July 16, 2020
KIND has assisted more than 1,100 individuals affected by family separation in the United States, as well as in the countries to which separated parents have been wrongfully deported. KIND has provided legal screenings and representation, facilitated court-ordered reunifications, advocated for the return to the United States of parents deported without their children, connected children and families with trauma-informed social services, and spearheaded the effort to implement safeguards to prevent harmful and unnecessary separations in the future. Together with coalition partners, KIND’s efforts helped reunite hundreds of children and families and enabled them to begin the difficult process of healing from trauma and pursuing their immigration cases. For families reunified in Central America, KIND partners have provided psychosocial support and ongoing reintegration assistance. Despite these efforts, however, it is tragically clear that far more remains to be done.
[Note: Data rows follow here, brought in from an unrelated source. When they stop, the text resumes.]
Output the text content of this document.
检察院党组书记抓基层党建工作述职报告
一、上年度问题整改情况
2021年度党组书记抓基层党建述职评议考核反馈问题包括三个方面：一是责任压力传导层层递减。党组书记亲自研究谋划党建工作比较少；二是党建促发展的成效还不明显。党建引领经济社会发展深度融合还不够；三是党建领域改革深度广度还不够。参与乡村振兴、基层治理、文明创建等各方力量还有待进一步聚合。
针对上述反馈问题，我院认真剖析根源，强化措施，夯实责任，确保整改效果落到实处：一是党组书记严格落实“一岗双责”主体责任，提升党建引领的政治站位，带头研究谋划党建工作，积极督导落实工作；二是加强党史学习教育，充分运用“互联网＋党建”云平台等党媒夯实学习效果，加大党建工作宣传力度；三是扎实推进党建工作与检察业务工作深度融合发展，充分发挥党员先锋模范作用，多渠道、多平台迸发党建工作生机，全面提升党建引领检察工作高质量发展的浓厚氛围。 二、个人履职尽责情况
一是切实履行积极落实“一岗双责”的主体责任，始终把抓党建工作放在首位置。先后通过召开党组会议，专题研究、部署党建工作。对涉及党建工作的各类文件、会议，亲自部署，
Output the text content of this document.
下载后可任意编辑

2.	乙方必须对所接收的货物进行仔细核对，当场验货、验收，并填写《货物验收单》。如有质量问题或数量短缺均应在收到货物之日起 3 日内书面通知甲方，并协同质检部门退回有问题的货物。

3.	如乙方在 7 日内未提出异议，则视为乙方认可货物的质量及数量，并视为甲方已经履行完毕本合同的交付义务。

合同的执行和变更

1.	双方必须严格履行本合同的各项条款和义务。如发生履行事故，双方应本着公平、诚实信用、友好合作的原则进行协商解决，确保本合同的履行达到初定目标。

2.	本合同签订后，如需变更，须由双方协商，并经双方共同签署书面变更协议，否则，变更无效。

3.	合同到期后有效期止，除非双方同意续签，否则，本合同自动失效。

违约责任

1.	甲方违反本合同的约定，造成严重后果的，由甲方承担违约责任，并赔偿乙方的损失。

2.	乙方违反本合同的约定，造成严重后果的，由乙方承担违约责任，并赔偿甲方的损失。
This report details KIND’s work on behalf of separated children since the end of the zero tolerance policy and highlights the gaps that remain in preventing wrongful separations in the immigration system. Absent concrete actions to limit family separations and ensure accountability, these gaps will tragically persist and children will continue to be ripped from their parents without assurance of reunification. This report also provides recommendations to help ensure that life-altering decisions about when separations should occur are made by professionals with expertise in child welfare, rather than law enforcement, and that the best interests of children are central to all decisions made at the border. This will help ensure that no family is separated in the name of deterrence and that the fair and appropriate treatment of all children at the border is not an aspiration, but a reality.